Assessment of Wind Field Generation Methods on Predicted Wind Turbine Power Production Using a Free Vortex Filament Wake Approach
Artikel i vetenskaplig tidskrift, 2022
The generated power and thrust of a wind turbine strongly depend on the flow field around the turbine. In the present study, three different inflow methods, i.e., a time series (TS) from large eddy simulation (LES) of atmospheric boundary layer flow field, a synthetic turbulent flow field using the Mann model (MM), and a steady-state mean wind profile with shear, are integrated with the free vortex filament wake method to investigate the effect of wind field generation methods on the wind turbine performance where the impact of the turbine and the trailing wake vortices on the turbulent flow fields is ignored.

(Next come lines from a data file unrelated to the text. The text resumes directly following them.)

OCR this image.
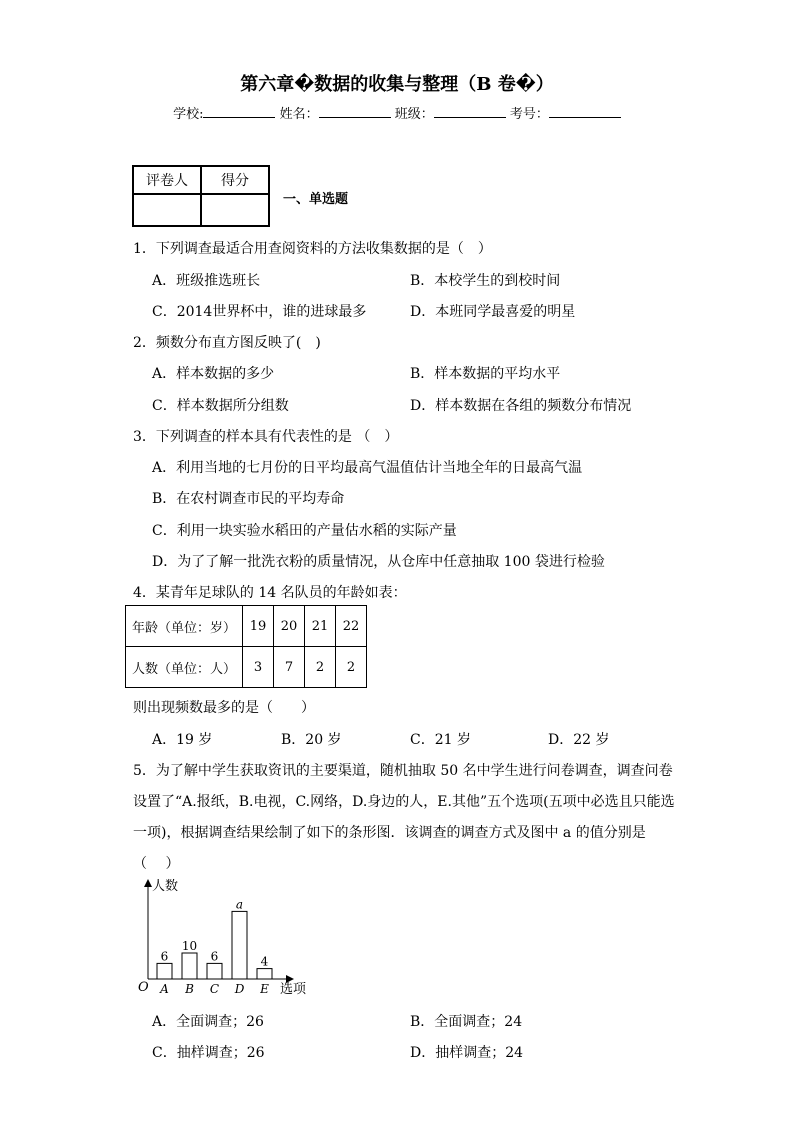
第六章�数据的收集与整理（B 卷�）
学校:	姓名：	班级：	考号：
评卷人	得分

一、单选题
1．下列调查最适合用查阅资料的方法收集数据的是（　）
A．班级推选班长	B．本校学生的到校时间
C．2014世界杯中，谁的进球最多	D．本班同学最喜爱的明星
2．频数分布直方图反映了(　)
A．样本数据的多少	B．样本数据的平均水平
C．样本数据所分组数	D．样本数据在各组的频数分布情况
3．下列调查的样本具有代表性的是 （　）
A．利用当地的七月份的日平均最高气温值估计当地全年的日最高气温
B．在农村调查市民的平均寿命
C．利用一块实验水稻田的产量估水稻的实际产量
D．为了了解一批洗衣粉的质量情况，从仓库中任意抽取 100 袋进行检验
4．某青年足球队的 14 名队员的年龄如表：
年龄（单位：岁）	19	20	21	22
人数（单位：人）	3	7	2	2
则出现频数最多的是（　　）
A．19 岁	B．20 岁	C．21 岁	D．22 岁
5．为了解中学生获取资讯的主要渠道，随机抽取 50 名中学生进行问卷调查，调查问卷
设置了“A.报纸，B.电视，C.网络，D.身边的人，E.其他”五个选项(五项中必选且只能选
一项)，根据调查结果绘制了如下的条形图．该调查的调查方式及图中 a 的值分别是
（　 ）
人数
选项
O
6
A
10
B
6
C
a
D
4
E
A．全面调查；26	B．全面调查；24
C．抽样调查；26	D．抽样调查；24
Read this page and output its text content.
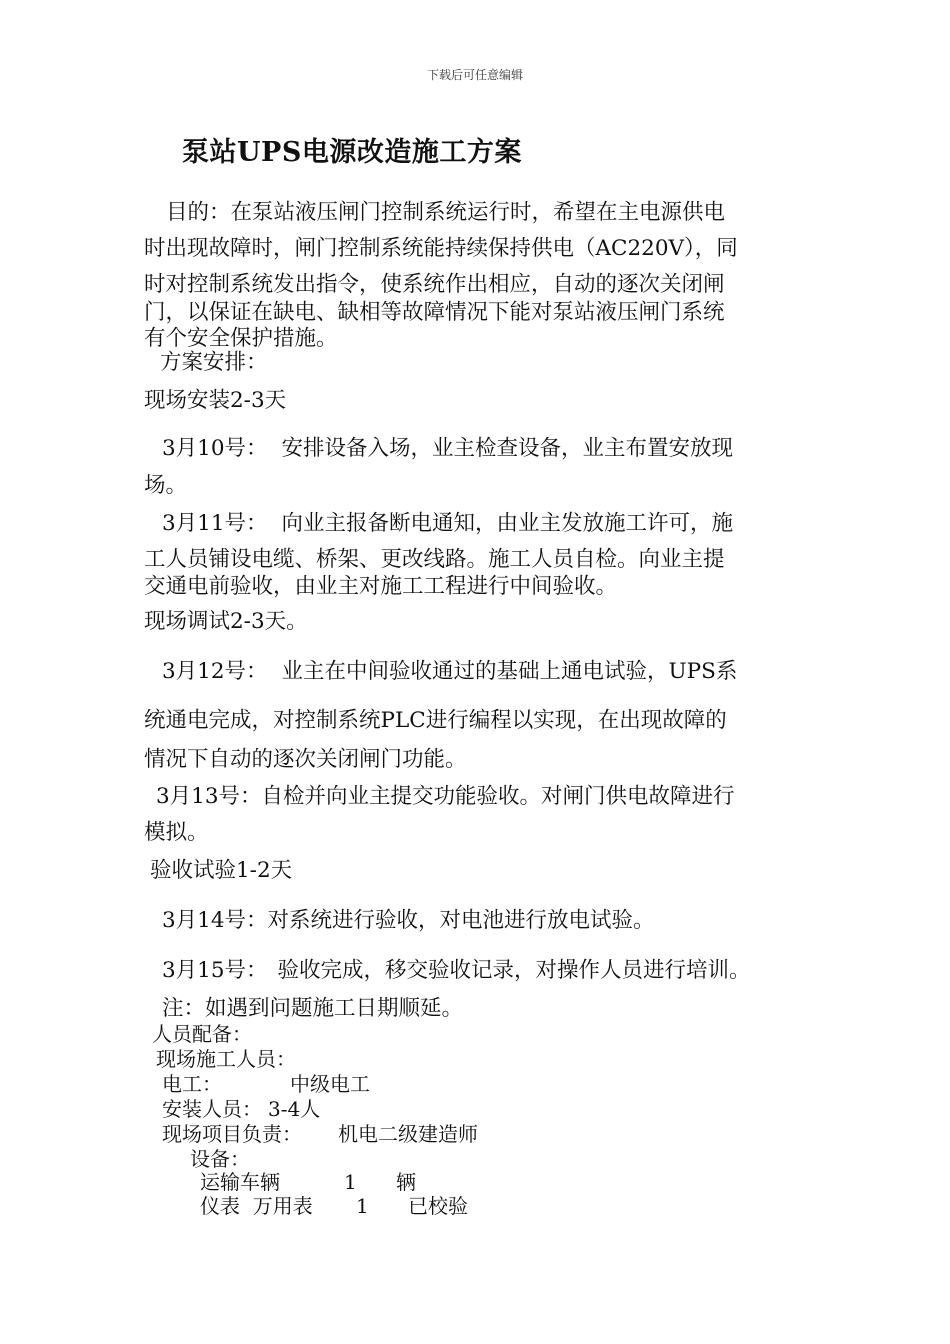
下载后可任意编辑
泵站UPS电源改造施工方案
目的：在泵站液压闸门控制系统运行时，希望在主电源供电
时出现故障时，闸门控制系统能持续保持供电（AC220V），同
时对控制系统发出指令，使系统作出相应，自动的逐次关闭闸
门，以保证在缺电、缺相等故障情况下能对泵站液压闸门系统
有个安全保护措施。
方案安排：
现场安装2-3天
3月10号： 安排设备入场，业主检查设备，业主布置安放现
场。
3月11号： 向业主报备断电通知，由业主发放施工许可，施
工人员铺设电缆、桥架、更改线路。施工人员自检。向业主提
交通电前验收，由业主对施工工程进行中间验收。
现场调试2-3天。
3月12号： 业主在中间验收通过的基础上通电试验，UPS系
统通电完成，对控制系统PLC进行编程以实现，在出现故障的
情况下自动的逐次关闭闸门功能。
3月13号：自检并向业主提交功能验收。对闸门供电故障进行
模拟。
验收试验1-2天
3月14号：对系统进行验收，对电池进行放电试验。
3月15号： 验收完成，移交验收记录，对操作人员进行培训。
注：如遇到问题施工日期顺延。
人员配备：
现场施工人员：
电工：	中级电工
安装人员： 3-4人
现场项目负责： 机电二级建造师
设备：
运输车辆	1 辆
仪表  万用表 1 已校验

For this purpose, an in-house vortex lattice free wake (VLFW) code is developed and used to predict the aerodynamic loads on rotor blades. The NREL 5-MW reference wind turbine is used for the VLFW simulations. For a fair assessment of different inflow generation methods on power production of a wind turbine, it is not sufficient that the generated wind fields employed in the TS and MM methods have the same streamwise mean velocity and turbulence intensity at hub height. Instead, the generated inflows must have equivalent power-spectral densities especially at low frequencies since the rotor blades essentially respond to the large-scale fluctuations (macroscopic scales) rather than small-scale fluctuations (microscopic scales). A faster energy decay rate of LES inflow leads to a higher energy content in the TS method at low frequencies (associated with the macroscopic dynamics of the rotor blades). This extra kinetic energy results in a slightly higher mean power production while using the TS method although the inflow conditions at hub height/rotor plane are the same for both the TS and MM methods. Moreover, the impact of simulation time (the length of time integration) on the power production of a wind turbine (exposed to an unsteady inflow) must be taken into account. A short simulation time remarkably affects the mean wind speed over the rotor area for identical turbulent inflows. For Taylor's hypothesis application using a single LES flow field, the results show a significant difference in the mean powers corresponding to the different realizations due to large turbulent fluctuations.